Ashley: And this is another one of those races where-- the Republican gubernatorial primary-- where we have a lot of candidates: ten. That's a lot of places for voters to go, to both show support and perhaps even opposition to some of the other candidates on the ballot. Will that play a role in what happens?
Gaddie: When you think about it, though, none of these... None of these candidates running really have a big negative that's come out that motivates most people.
You know they're still all running with either unknowns or positives. It's a question of what flavor of Republican you want, and we have every flavor of Republican running right now, which is one reason why the vote's so fragmented. We have every region of the state running right now, which means we'll get some friends and neighbors voting. You know, there are a lot of places to park your vote right now. The thing is, though, coming out of that primary going to the runoff, unless somebody has a substantial amount of the vote, say over 35 percent and a big lead say more than eight points, it's a total crap shoot for the runoff also.
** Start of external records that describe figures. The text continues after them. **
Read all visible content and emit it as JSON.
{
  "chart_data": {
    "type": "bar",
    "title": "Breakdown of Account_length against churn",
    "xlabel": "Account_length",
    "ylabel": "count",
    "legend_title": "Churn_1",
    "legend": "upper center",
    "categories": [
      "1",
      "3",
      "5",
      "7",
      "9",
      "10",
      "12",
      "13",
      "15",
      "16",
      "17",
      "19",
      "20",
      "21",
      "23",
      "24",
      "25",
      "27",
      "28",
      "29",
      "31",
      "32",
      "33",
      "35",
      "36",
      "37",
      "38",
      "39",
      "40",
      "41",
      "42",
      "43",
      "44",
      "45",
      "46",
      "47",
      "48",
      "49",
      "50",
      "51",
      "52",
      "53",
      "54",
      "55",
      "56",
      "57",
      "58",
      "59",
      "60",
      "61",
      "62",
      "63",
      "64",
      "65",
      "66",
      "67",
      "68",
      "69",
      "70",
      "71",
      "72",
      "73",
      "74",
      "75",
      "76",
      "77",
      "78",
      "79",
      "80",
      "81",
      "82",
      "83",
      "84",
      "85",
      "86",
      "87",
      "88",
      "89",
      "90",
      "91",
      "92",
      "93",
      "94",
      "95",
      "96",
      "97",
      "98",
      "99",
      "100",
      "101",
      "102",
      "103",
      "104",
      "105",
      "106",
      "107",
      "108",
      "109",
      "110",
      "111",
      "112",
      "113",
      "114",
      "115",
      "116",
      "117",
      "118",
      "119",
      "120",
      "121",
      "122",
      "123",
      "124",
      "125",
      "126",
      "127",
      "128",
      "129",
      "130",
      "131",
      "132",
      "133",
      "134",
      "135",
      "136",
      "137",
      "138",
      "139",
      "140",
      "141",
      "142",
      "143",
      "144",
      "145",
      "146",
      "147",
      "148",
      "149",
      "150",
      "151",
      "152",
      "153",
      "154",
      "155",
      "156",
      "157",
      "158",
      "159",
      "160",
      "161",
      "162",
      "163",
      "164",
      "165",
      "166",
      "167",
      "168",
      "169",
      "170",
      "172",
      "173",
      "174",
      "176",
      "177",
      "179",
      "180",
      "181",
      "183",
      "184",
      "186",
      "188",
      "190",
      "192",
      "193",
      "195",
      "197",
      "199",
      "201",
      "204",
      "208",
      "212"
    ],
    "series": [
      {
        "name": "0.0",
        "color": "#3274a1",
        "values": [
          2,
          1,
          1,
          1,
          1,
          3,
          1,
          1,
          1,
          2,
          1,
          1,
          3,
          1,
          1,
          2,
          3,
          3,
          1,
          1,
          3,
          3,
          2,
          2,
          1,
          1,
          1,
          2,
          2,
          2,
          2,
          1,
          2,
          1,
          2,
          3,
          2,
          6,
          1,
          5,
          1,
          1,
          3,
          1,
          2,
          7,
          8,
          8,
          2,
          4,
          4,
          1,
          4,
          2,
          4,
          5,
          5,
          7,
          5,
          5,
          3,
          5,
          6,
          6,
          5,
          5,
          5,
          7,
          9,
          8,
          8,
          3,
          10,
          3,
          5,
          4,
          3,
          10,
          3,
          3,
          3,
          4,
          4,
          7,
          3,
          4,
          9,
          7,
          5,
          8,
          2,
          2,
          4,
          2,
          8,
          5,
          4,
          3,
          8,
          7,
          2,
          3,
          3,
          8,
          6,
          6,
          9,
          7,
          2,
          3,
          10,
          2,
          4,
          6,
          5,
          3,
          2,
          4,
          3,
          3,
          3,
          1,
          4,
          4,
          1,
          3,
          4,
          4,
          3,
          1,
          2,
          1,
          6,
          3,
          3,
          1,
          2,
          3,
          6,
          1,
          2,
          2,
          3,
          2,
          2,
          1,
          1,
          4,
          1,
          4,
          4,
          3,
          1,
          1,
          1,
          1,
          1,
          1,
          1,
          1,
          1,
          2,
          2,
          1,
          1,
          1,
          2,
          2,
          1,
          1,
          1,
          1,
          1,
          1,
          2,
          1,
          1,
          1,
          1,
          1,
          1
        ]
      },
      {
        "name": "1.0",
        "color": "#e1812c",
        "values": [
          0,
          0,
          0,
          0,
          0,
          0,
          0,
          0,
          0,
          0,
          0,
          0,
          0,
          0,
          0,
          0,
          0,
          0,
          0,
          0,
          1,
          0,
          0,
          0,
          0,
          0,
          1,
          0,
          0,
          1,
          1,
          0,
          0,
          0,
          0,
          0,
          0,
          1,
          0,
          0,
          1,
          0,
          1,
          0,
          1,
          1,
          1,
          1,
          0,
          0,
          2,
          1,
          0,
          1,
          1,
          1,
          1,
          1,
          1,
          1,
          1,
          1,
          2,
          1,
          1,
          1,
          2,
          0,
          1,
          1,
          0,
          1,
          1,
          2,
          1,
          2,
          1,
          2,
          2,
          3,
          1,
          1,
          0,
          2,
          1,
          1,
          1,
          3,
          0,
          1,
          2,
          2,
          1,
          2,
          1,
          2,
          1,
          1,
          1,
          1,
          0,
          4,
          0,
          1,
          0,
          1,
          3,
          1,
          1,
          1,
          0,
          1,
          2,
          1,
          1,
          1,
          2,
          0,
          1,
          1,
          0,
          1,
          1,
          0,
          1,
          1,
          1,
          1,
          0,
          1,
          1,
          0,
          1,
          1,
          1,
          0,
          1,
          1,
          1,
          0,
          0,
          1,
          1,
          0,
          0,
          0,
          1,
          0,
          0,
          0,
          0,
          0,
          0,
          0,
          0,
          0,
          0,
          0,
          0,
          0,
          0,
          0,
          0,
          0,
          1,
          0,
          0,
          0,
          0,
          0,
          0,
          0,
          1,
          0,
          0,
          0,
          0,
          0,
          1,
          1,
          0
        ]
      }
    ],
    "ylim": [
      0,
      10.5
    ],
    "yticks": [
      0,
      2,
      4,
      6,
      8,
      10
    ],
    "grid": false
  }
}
It's a completely new election. Most of the time first primary leader wins the runoff, right? In this gubernatorial race, it could be anybody's action.
Pryor: There is a lot of churn in the political landscape right now. How do you think it's shifting?
Gaddie: I have no idea. We are in such an uncertain environment right now. One thing that we are seeing nationwide is when given the opportunity to fill a Republican legislative seat voters are picking Democrats, often with substantial margin shifts. We saw this this past week in Wisconsin. We've seen it here in Oklahoma in the suburbs repeatedly for the last three years. There is some dissatisfaction afoot in the states regarding the failure of conservative government to deliver on their promise. You know the prosperity that was supposed to follow from the implementation of tax policy and governmental cuts hasn't been realized. And voters like to see things work. They like to see promises kept.
Pryor: Keith Gaddie, again, thanks for joining us.